Ketiga, pemeluk agama mulai gandrung merindukan zaman ideal atau the golden age. Tak cukup hanya merindukan, mereka pun bertekad mengusung zaman itu ke masa kini, termasuk dengan segala cara. Padahal diketahui, setiap zaman senantiasa ada konteks dan sejarahnya sendiri-sendiri. Tidak semestinya sejarah masa lalu yang berbeda ruang lingkupnya, dipaksaterapkan untuk konteks hari ini yang sudah demikian berbeda dalam segala sisinya. Ini juga berpotensi melabrak tatanan modern hanya karena untuk memenangkan imajinasi masa lampaunya.
Keempat, kala pemeluk agama menyetujui dan mentolerir terjadinya “tujuan membenarkan segala cara.” Mencapai tujuan mulia itu sudah seharusnya dilakukan sekuat tenaga. Namun dengan catatan, cara yang ditempuh tidak melabrak norma-norma kemanusiaan universal. Tujuan yang baik, jika dilakukan dengan cara yang buruk, maka akan menjadi buruk. Amar ma’ruf yang dilakukan dengan kemungkaran, otomatis justru menjadi kemungkaran itu sendiri. Karena itu, tegakkanlah nilai-nilai agama dengan keluhuran dan kemuliaan, bukan dengan membenarkan segala cara!
Dan kelima, bila crusade (perang suci) diteriakkan. Sejatinya tidak ada perang yang suci. Perang selalu kotor dan penuh intrik, dendam, kebencian dan amarah. Perang suci hanyalah bungkus yang digunakan untuk menyamarkan kekotoran itu. Dan, klaim perang suci itu faktanya hanya menyebabkan ribuan bahkan jutaan nyawa meregang. Darah bertumpahan di mana-mana. Tak jarang mereka yang tak berdosa turut menjadi korban. Perang Salib menjadi salah satu contoh “terbaik”nya. Dalam konteks modern, teriakan atau pekikan perang suci semestinya dihindari, guna mewujudkan fitrah damai agama.
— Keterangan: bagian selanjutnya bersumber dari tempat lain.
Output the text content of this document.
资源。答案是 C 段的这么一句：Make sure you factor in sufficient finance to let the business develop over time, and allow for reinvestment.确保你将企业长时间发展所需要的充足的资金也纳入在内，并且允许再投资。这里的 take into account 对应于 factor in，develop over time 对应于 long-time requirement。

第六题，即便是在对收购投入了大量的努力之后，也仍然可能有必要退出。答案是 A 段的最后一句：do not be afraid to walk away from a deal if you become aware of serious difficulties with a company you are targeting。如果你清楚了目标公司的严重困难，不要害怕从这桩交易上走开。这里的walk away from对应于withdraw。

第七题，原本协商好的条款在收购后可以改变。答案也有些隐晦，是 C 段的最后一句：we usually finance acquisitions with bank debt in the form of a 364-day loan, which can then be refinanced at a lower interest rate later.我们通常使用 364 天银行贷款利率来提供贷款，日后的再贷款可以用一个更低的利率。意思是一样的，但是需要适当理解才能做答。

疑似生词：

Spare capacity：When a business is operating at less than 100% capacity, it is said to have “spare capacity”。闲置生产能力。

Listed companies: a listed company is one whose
Dalam bahasa Rudolf Otto, barangkali kelima hal inilah yang disebut mysterium tremendum (misteri yang menggentarkan), dalam kaitan hubungan antara manusia dengan Tuhan (agama). Banyak hal-hal yang di luar nalar, jika manusia memiliki fanatisme buta pada ajaran agamanya. Bahkan, apa saja bisa dilakukan, hatta tindakan yang di luar nalar sekalipun. Inilah misteri agama dan pemeluknya.
Dalam konteks Islam, agama sesungguhnya hadir untuk menemukan titik persamaan dengan mereka yang dinilai berbeda, bukan justru memperuncing perbedaan. Inilah yang sering disebut sebagai kalimah sawa (titik persamaan). Di mana titik persamaan terpuncak itu? Tak lain kecuali titik kemanusiaan; bahwa semua yang ada di alam raya ini tak lain adalah makhluk Allah yang semestinya saling merindui, menghormati dan memuliakan satu dengan yang lainnya. Keindahan akan tampak dari kesamaan ini.
Tak elok kiranya, sesama hamba Allah saling berhadapan dengan garang hanya karena perbedaan. Perbedaan bukan alasan untuk saling bermusuhan. Perbedaan hanyalah sarana yang sengaja Allah ciptakan sebagai alat untuk saling mengenal (li taarafu). Karena itu, Islam mengajarkan konsep kebersaaman berupa musyawarah (berembug) untuk menyelesaikan dan mensinergikan berbagai perbedaan.
Dengan demikian, fungsi agama sesungguhnya untuk mendialogkan perbedaan-perbedaan yang menjadi fitrah kemanusiaan. Di situlah agama akan menemukan relevansinya dalam kehidupan sejati. Dan, saat itulah agama benar-benar menjadi kebutuhan manusia modern yang tidak bisa dinafikan.